Objective: To establish a sensitive, specific, simple and practicable method for identifying the two sub-genotypes (Ba and Bj) of genotype B isolates of hepatitis B virus (HBV) (HBV/ B).
Methods: The entire nucleotide sequences of HBV/B and HBV/C were obtained from GenBank, compared and analyzed with DNAStar software. The specific primers for HBV/B (HB) and Ba (BA), Bj (BJ) were designed respectively. HB as HBV/B specific primer (sense) and HBAS-4V (designed by Japanese scientists Sugauchi et al) as a universal outer primer (antisense) were used in the first-round PCR. In the second-round PCR, HB was also used as sense primer while BA and BJ as inner primers (antisense) and they were added into a single tube for PCR reaction. The two sub-genotypes of HBV/B were identified according to the length of the PCR products. A total of 71 HBV DNA-positive serum samples were selected randomly from our laboratory, including 56 HBV/B samples identified by type-specified PCR method and 15 HBV/C samples identified by direct sequencing in preS and S Region (preS/S). All the 71 samples were detected with this semi-nested PCR method. A plasmid containing full length genomic DNA of HBV/Bj, was presented by Professor Kenji Abe as positive control of Bj. Then, the first-round PCR products of 15 HBV/B were randomly selected and sequenced directly, and their sequences were compared phylogenetically with the above known Ba and Bj sequences using Blast and DNAStar softwares to confirm the results of semi-nested PCR.
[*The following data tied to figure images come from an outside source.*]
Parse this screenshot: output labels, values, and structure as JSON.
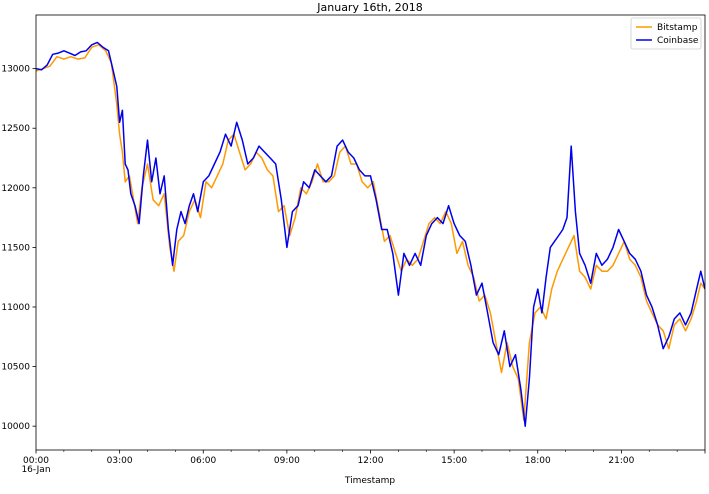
{
  "chart_data": {
    "type": "line",
    "title": "January 16th, 2018",
    "xlabel": "Timestamp",
    "ylabel": "",
    "date": "2018-01-16",
    "x_range_hours": [
      0,
      24
    ],
    "ylim": [
      9800,
      13450
    ],
    "grid": false,
    "legend_position": "top-right",
    "x_ticks": [
      {
        "hour": 0,
        "label": "00:00",
        "sublabel": "16-Jan"
      },
      {
        "hour": 3,
        "label": "03:00"
      },
      {
        "hour": 6,
        "label": "06:00"
      },
      {
        "hour": 9,
        "label": "09:00"
      },
      {
        "hour": 12,
        "label": "12:00"
      },
      {
        "hour": 15,
        "label": "15:00"
      },
      {
        "hour": 18,
        "label": "18:00"
      },
      {
        "hour": 21,
        "label": "21:00"
      }
    ],
    "y_ticks": [
      10000,
      10500,
      11000,
      11500,
      12000,
      12500,
      13000
    ],
    "series": [
      {
        "name": "Bitstamp",
        "color": "#ff9900",
        "points": [
          [
            0.0,
            12980
          ],
          [
            0.25,
            13000
          ],
          [
            0.5,
            13020
          ],
          [
            0.75,
            13100
          ],
          [
            1.0,
            13080
          ],
          [
            1.25,
            13100
          ],
          [
            1.5,
            13080
          ],
          [
            1.75,
            13090
          ],
          [
            2.0,
            13180
          ],
          [
            2.25,
            13200
          ],
          [
            2.5,
            13150
          ],
          [
            2.7,
            13050
          ],
          [
            2.9,
            12700
          ],
          [
            3.0,
            12450
          ],
          [
            3.1,
            12300
          ],
          [
            3.2,
            12050
          ],
          [
            3.35,
            12100
          ],
          [
            3.5,
            11900
          ],
          [
            3.65,
            11700
          ],
          [
            3.8,
            12000
          ],
          [
            4.0,
            12200
          ],
          [
            4.2,
            11900
          ],
          [
            4.4,
            11850
          ],
          [
            4.6,
            11950
          ],
          [
            4.8,
            11500
          ],
          [
            4.95,
            11300
          ],
          [
            5.1,
            11550
          ],
          [
            5.3,
            11600
          ],
          [
            5.5,
            11800
          ],
          [
            5.7,
            11900
          ],
          [
            5.9,
            11750
          ],
          [
            6.1,
            12050
          ],
          [
            6.3,
            12000
          ],
          [
            6.5,
            12100
          ],
          [
            6.7,
            12200
          ],
          [
            6.9,
            12400
          ],
          [
            7.1,
            12450
          ],
          [
            7.3,
            12300
          ],
          [
            7.5,
            12150
          ],
          [
            7.7,
            12200
          ],
          [
            7.9,
            12300
          ],
          [
            8.1,
            12250
          ],
          [
            8.3,
            12150
          ],
          [
            8.5,
            12100
          ],
          [
            8.7,
            11800
          ],
          [
            8.9,
            11850
          ],
          [
            9.1,
            11600
          ],
          [
            9.3,
            11750
          ],
          [
            9.5,
            12000
          ],
          [
            9.7,
            11950
          ],
          [
            9.9,
            12050
          ],
          [
            10.1,
            12200
          ],
          [
            10.3,
            12050
          ],
          [
            10.5,
            12050
          ],
          [
            10.7,
            12100
          ],
          [
            10.9,
            12300
          ],
          [
            11.1,
            12350
          ],
          [
            11.3,
            12200
          ],
          [
            11.5,
            12200
          ],
          [
            11.7,
            12050
          ],
          [
            11.9,
            12000
          ],
          [
            12.1,
            12050
          ],
          [
            12.3,
            11800
          ],
          [
            12.5,
            11550
          ],
          [
            12.7,
            11600
          ],
          [
            12.9,
            11450
          ],
          [
            13.1,
            11300
          ],
          [
            13.3,
            11400
          ],
          [
            13.5,
            11350
          ],
          [
            13.7,
            11400
          ],
          [
            13.9,
            11550
          ],
          [
            14.1,
            11700
          ],
          [
            14.3,
            11750
          ],
          [
            14.5,
            11700
          ],
          [
            14.7,
            11800
          ],
          [
            14.9,
            11700
          ],
          [
            15.1,
            11450
          ],
          [
            15.3,
            11550
          ],
          [
            15.5,
            11350
          ],
          [
            15.7,
            11250
          ],
          [
            15.9,
            11050
          ],
          [
            16.1,
            11100
          ],
          [
            16.3,
            10950
          ],
          [
            16.5,
            10700
          ],
          [
            16.7,
            10450
          ],
          [
            16.9,
            10700
          ],
          [
            17.1,
            10500
          ],
          [
            17.3,
            10400
          ],
          [
            17.5,
            10050
          ],
          [
            17.7,
            10700
          ],
          [
            17.9,
            10950
          ],
          [
            18.1,
            11000
          ],
          [
            18.3,
            10900
          ],
          [
            18.5,
            11150
          ],
          [
            18.7,
            11300
          ],
          [
            18.9,
            11400
          ],
          [
            19.1,
            11500
          ],
          [
            19.3,
            11600
          ],
          [
            19.5,
            11300
          ],
          [
            19.7,
            11250
          ],
          [
            19.9,
            11150
          ],
          [
            20.1,
            11350
          ],
          [
            20.3,
            11300
          ],
          [
            20.5,
            11300
          ],
          [
            20.7,
            11350
          ],
          [
            20.9,
            11450
          ],
          [
            21.1,
            11550
          ],
          [
            21.3,
            11400
          ],
          [
            21.5,
            11350
          ],
          [
            21.7,
            11250
          ],
          [
            21.9,
            11050
          ],
          [
            22.1,
            10950
          ],
          [
            22.3,
            10850
          ],
          [
            22.5,
            10800
          ],
          [
            22.7,
            10650
          ],
          [
            22.9,
            10850
          ],
          [
            23.1,
            10900
          ],
          [
            23.3,
            10800
          ],
          [
            23.5,
            10900
          ],
          [
            23.7,
            11050
          ],
          [
            23.85,
            11200
          ],
          [
            24.0,
            11150
          ]
        ]
      },
      {
        "name": "Coinbase",
        "color": "#0000ee",
        "points": [
          [
            0.0,
            13000
          ],
          [
            0.2,
            12990
          ],
          [
            0.4,
            13030
          ],
          [
            0.6,
            13120
          ],
          [
            0.8,
            13130
          ],
          [
            1.0,
            13150
          ],
          [
            1.2,
            13130
          ],
          [
            1.4,
            13110
          ],
          [
            1.6,
            13140
          ],
          [
            1.8,
            13150
          ],
          [
            2.0,
            13200
          ],
          [
            2.2,
            13220
          ],
          [
            2.4,
            13180
          ],
          [
            2.6,
            13150
          ],
          [
            2.75,
            13000
          ],
          [
            2.9,
            12850
          ],
          [
            3.0,
            12550
          ],
          [
            3.1,
            12650
          ],
          [
            3.2,
            12200
          ],
          [
            3.3,
            12150
          ],
          [
            3.4,
            11950
          ],
          [
            3.55,
            11850
          ],
          [
            3.7,
            11700
          ],
          [
            3.85,
            12100
          ],
          [
            4.0,
            12400
          ],
          [
            4.15,
            12050
          ],
          [
            4.3,
            12250
          ],
          [
            4.45,
            11950
          ],
          [
            4.6,
            12100
          ],
          [
            4.75,
            11650
          ],
          [
            4.9,
            11350
          ],
          [
            5.05,
            11650
          ],
          [
            5.2,
            11800
          ],
          [
            5.35,
            11700
          ],
          [
            5.5,
            11850
          ],
          [
            5.65,
            11950
          ],
          [
            5.8,
            11800
          ],
          [
            6.0,
            12050
          ],
          [
            6.2,
            12100
          ],
          [
            6.4,
            12200
          ],
          [
            6.6,
            12300
          ],
          [
            6.8,
            12450
          ],
          [
            7.0,
            12350
          ],
          [
            7.2,
            12550
          ],
          [
            7.4,
            12400
          ],
          [
            7.6,
            12200
          ],
          [
            7.8,
            12250
          ],
          [
            8.0,
            12350
          ],
          [
            8.2,
            12300
          ],
          [
            8.4,
            12250
          ],
          [
            8.6,
            12200
          ],
          [
            8.8,
            11900
          ],
          [
            9.0,
            11500
          ],
          [
            9.2,
            11800
          ],
          [
            9.4,
            11850
          ],
          [
            9.6,
            12050
          ],
          [
            9.8,
            12000
          ],
          [
            10.0,
            12150
          ],
          [
            10.2,
            12100
          ],
          [
            10.4,
            12050
          ],
          [
            10.6,
            12100
          ],
          [
            10.8,
            12350
          ],
          [
            11.0,
            12400
          ],
          [
            11.2,
            12300
          ],
          [
            11.4,
            12250
          ],
          [
            11.6,
            12150
          ],
          [
            11.8,
            12100
          ],
          [
            12.0,
            12100
          ],
          [
            12.2,
            11900
          ],
          [
            12.4,
            11650
          ],
          [
            12.6,
            11650
          ],
          [
            12.8,
            11450
          ],
          [
            13.0,
            11100
          ],
          [
            13.2,
            11450
          ],
          [
            13.4,
            11350
          ],
          [
            13.6,
            11450
          ],
          [
            13.8,
            11350
          ],
          [
            14.0,
            11600
          ],
          [
            14.2,
            11700
          ],
          [
            14.4,
            11750
          ],
          [
            14.6,
            11700
          ],
          [
            14.8,
            11850
          ],
          [
            15.0,
            11700
          ],
          [
            15.2,
            11600
          ],
          [
            15.4,
            11550
          ],
          [
            15.6,
            11350
          ],
          [
            15.8,
            11100
          ],
          [
            16.0,
            11200
          ],
          [
            16.2,
            10950
          ],
          [
            16.4,
            10700
          ],
          [
            16.6,
            10600
          ],
          [
            16.8,
            10800
          ],
          [
            17.0,
            10500
          ],
          [
            17.2,
            10600
          ],
          [
            17.4,
            10300
          ],
          [
            17.55,
            10000
          ],
          [
            17.7,
            10400
          ],
          [
            17.85,
            11000
          ],
          [
            18.0,
            11150
          ],
          [
            18.15,
            10950
          ],
          [
            18.3,
            11250
          ],
          [
            18.45,
            11500
          ],
          [
            18.6,
            11550
          ],
          [
            18.75,
            11600
          ],
          [
            18.9,
            11650
          ],
          [
            19.05,
            11750
          ],
          [
            19.2,
            12350
          ],
          [
            19.35,
            11800
          ],
          [
            19.5,
            11450
          ],
          [
            19.7,
            11350
          ],
          [
            19.9,
            11200
          ],
          [
            20.1,
            11450
          ],
          [
            20.3,
            11350
          ],
          [
            20.5,
            11400
          ],
          [
            20.7,
            11500
          ],
          [
            20.9,
            11650
          ],
          [
            21.1,
            11550
          ],
          [
            21.3,
            11450
          ],
          [
            21.5,
            11400
          ],
          [
            21.7,
            11300
          ],
          [
            21.9,
            11100
          ],
          [
            22.1,
            11000
          ],
          [
            22.3,
            10850
          ],
          [
            22.5,
            10650
          ],
          [
            22.7,
            10750
          ],
          [
            22.9,
            10900
          ],
          [
            23.1,
            10950
          ],
          [
            23.3,
            10850
          ],
          [
            23.5,
            10950
          ],
          [
            23.7,
            11150
          ],
          [
            23.85,
            11300
          ],
          [
            24.0,
            11150
          ]
        ]
      }
    ]
  }
}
Results: 56 HBV/B samples were all identified as HBV/Ba by our semi-nested PCR method. 15 randomly selected PCR products were all sequenced as HBV/Ba. All of the 15 HBV/C samples were negative.
Conclusion: A simple, rapid, sensitive and specific method for identifying sub-genotypes Ba and Bj was established with might be used for large-scale clinical and epidemiological studies.